Derek Sherinian - Inertia - 2001

intro
First CD of the most undervalued Dream Theater´s keyboardist. After Planet X project, Sherinian is surrounded in "Inertia" by big names of the music's history: Tony Franklin (The Firm, Whitesnake, Blue Murder) plays the bass along with Tom Kennedy and Jimmy Johnson; Steve Lukather (Toto) and the overvalued Zakk Wylde (Ozzy Osbourne) are the guitarists; Simón Phillips (Asia, Camel, Jon Anderson, Jeff Beck, Big Country, Brian Eno, Judas Priest, Mick Jagger, Mike Oldfield, The Corrs, Mr. Big, The Pretenders, MSG, Satriani, etc, etc, etc) plays the drums; and Jerry Goodman (Dixie Dreggs) plays the violin.
review
Nowadays it seems that every prog musician want to blend jazz rock, progressive, metal and all that one could fit inside a song, a la Liquid Tension Experiment, Bozzio-Levin-Stevens or all the Dream Theater´s members side projects. Fortunately this music is quite more difficult than the progressive metal or neoprog, so we can still continue delighting with the all the creators of the style without having to listen to an invasion of clono-bands. These words advance that this CD is worthwhile.The tracks (instrumental, of course), fluctuate among the energetic and tense moments of "Inertia" (4:20), "Frankestein" (3:31), "Evel Knievel" (3:17); the demonstrations of technique of "Mata-Hari" (6:21), "Astroglide" (4:35), and the wonderful "Rhapsody in black" (6:40), with great work of guitars and keyboards in the intro (1:41) and a quasi-film development; and the instrumental frivolities of the musicians like the hard-jazzy "La pera loca" (5:06), - impressive Sherinian and Phillips- ; or the Jeff Beck´s psycho-blues "Goodbye porkpie hat" (6:23).
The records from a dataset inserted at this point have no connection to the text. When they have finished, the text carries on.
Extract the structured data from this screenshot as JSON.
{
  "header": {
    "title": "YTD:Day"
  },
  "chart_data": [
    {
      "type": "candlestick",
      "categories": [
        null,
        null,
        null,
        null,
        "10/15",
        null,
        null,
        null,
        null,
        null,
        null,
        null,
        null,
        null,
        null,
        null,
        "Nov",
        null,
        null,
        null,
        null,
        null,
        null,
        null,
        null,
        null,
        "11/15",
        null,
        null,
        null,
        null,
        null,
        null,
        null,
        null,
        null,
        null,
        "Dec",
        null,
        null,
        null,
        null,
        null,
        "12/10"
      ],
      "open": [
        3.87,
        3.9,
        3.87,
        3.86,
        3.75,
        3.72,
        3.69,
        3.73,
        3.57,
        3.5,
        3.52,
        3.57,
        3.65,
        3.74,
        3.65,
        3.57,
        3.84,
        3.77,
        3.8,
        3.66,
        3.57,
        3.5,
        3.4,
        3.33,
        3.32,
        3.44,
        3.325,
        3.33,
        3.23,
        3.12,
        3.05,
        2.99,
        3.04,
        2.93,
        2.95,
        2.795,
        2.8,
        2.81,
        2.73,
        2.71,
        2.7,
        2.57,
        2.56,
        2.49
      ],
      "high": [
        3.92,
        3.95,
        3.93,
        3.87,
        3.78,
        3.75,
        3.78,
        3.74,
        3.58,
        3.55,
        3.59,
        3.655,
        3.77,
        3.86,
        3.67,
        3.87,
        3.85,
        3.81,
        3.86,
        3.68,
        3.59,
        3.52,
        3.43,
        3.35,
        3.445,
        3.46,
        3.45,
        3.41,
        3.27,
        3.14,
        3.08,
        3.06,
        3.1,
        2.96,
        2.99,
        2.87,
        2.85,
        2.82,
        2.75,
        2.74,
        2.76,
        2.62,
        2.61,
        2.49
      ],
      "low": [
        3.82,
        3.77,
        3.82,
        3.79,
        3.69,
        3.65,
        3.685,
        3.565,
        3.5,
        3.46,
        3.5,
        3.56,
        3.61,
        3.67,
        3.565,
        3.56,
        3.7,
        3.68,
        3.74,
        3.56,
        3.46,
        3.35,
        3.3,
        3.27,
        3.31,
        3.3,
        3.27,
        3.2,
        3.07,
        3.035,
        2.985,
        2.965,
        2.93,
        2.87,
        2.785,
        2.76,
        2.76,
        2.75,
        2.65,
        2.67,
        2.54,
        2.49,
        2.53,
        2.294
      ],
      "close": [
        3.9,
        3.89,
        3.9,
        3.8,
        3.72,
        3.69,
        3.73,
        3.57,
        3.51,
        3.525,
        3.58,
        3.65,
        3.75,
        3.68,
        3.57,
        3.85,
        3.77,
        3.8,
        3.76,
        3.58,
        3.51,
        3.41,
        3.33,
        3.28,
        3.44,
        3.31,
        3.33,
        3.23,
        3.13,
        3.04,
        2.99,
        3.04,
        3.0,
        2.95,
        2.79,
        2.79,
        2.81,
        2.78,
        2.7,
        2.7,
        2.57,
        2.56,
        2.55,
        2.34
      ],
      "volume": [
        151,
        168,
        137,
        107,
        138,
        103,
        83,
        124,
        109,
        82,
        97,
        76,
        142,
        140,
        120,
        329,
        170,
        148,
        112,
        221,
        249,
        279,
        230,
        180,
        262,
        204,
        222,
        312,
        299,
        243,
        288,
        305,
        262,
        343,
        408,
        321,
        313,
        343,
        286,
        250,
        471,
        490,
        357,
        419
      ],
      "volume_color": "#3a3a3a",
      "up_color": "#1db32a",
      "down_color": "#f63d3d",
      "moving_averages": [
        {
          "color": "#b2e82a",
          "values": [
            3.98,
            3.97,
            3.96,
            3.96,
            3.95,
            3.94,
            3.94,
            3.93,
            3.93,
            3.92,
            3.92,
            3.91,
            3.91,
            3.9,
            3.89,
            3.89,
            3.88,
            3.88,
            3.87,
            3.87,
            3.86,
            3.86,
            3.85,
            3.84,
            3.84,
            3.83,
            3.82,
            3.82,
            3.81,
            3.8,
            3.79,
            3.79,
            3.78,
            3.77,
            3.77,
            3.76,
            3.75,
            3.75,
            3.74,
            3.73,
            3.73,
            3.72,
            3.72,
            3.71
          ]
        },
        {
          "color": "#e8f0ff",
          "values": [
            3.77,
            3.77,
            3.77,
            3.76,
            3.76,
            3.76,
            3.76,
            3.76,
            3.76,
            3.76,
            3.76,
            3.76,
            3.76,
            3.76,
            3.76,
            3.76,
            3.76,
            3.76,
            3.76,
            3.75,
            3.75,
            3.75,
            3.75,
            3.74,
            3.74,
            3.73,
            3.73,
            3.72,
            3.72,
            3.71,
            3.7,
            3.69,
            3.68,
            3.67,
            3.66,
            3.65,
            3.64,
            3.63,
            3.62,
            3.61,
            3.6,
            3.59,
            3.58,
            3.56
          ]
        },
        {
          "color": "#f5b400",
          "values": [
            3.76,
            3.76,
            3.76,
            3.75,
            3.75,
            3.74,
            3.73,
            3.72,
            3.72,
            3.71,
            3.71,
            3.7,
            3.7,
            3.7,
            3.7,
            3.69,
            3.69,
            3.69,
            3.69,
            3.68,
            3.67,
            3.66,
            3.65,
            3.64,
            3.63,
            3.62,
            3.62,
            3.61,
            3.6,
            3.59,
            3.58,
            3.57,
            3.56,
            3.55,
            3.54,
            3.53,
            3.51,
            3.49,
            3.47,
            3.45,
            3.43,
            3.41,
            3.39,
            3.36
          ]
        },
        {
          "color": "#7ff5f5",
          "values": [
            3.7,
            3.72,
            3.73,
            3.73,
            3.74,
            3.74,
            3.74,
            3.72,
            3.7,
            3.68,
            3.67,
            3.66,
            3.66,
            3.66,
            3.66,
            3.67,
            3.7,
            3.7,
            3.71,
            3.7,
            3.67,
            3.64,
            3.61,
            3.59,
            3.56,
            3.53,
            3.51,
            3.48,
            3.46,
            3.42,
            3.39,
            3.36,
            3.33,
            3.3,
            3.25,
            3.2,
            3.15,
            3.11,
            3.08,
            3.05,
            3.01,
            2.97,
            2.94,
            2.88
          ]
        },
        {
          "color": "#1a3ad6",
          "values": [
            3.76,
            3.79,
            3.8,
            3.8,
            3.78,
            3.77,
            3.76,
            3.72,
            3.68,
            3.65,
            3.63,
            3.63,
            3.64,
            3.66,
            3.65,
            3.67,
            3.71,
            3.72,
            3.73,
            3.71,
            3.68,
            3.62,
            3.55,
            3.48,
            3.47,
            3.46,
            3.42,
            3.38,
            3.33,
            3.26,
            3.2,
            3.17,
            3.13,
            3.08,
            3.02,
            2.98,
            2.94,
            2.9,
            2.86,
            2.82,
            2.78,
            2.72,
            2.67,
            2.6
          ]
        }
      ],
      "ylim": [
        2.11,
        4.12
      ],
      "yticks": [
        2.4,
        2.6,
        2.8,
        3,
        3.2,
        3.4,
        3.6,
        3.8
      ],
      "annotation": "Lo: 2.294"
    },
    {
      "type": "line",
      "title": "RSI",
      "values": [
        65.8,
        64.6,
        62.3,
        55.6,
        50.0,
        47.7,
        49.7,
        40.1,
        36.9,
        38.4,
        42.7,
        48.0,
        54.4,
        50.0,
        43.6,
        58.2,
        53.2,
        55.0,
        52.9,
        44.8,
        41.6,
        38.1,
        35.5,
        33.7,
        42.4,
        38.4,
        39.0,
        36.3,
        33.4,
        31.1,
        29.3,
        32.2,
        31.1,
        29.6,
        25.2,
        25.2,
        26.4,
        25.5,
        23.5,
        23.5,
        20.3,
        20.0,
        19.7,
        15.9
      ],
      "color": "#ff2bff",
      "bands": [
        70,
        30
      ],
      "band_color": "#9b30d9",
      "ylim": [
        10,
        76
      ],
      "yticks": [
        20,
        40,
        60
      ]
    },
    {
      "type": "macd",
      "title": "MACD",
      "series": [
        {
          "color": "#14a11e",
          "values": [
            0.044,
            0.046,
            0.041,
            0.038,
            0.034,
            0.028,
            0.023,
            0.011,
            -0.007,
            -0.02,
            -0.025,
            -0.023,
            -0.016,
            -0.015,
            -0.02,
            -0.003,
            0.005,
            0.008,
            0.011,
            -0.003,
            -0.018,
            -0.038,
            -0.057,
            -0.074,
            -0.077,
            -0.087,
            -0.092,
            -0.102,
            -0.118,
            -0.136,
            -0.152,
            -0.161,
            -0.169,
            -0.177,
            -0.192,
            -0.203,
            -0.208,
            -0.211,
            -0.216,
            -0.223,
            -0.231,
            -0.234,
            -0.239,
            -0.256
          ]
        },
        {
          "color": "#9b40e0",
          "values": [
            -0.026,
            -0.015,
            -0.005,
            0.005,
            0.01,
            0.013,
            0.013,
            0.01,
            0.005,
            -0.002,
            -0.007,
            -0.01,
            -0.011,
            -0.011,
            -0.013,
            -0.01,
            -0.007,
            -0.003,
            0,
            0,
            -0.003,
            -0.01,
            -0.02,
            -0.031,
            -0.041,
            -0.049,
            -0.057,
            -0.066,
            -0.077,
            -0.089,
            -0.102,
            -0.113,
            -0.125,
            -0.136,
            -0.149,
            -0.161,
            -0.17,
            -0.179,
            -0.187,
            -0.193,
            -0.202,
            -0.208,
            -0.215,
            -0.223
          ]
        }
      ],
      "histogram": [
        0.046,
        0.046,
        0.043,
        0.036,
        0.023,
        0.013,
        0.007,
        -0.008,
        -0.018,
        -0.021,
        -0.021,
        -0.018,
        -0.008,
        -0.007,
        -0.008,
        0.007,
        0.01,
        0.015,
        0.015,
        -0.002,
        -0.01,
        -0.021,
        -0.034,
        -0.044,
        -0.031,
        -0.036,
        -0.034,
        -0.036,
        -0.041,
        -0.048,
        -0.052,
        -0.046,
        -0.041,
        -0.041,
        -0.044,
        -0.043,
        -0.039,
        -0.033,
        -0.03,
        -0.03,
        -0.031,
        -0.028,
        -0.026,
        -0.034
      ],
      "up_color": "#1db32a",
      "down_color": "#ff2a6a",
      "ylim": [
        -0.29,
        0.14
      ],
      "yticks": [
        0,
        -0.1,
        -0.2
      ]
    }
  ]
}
The most curious track is "What to shame" (5:01), a beautiful composition in crescendo and the only one in which Lukather and Wylde share protagonism. It is obvious to say who win this battle. After 10 years, I can´t explain myself the reputation of Zakk. Of course Steve smashes Mr. Wylde without a blink.
conclusion
Adding good musicians' names in a project doesn't necessarily imply quality, but this is not the situation. With a spectacular production of Phillips and Sherinian, great musicians, and some amazing tracks without cheap exhibitionism, Sherinian has made a good and highly recommended CD.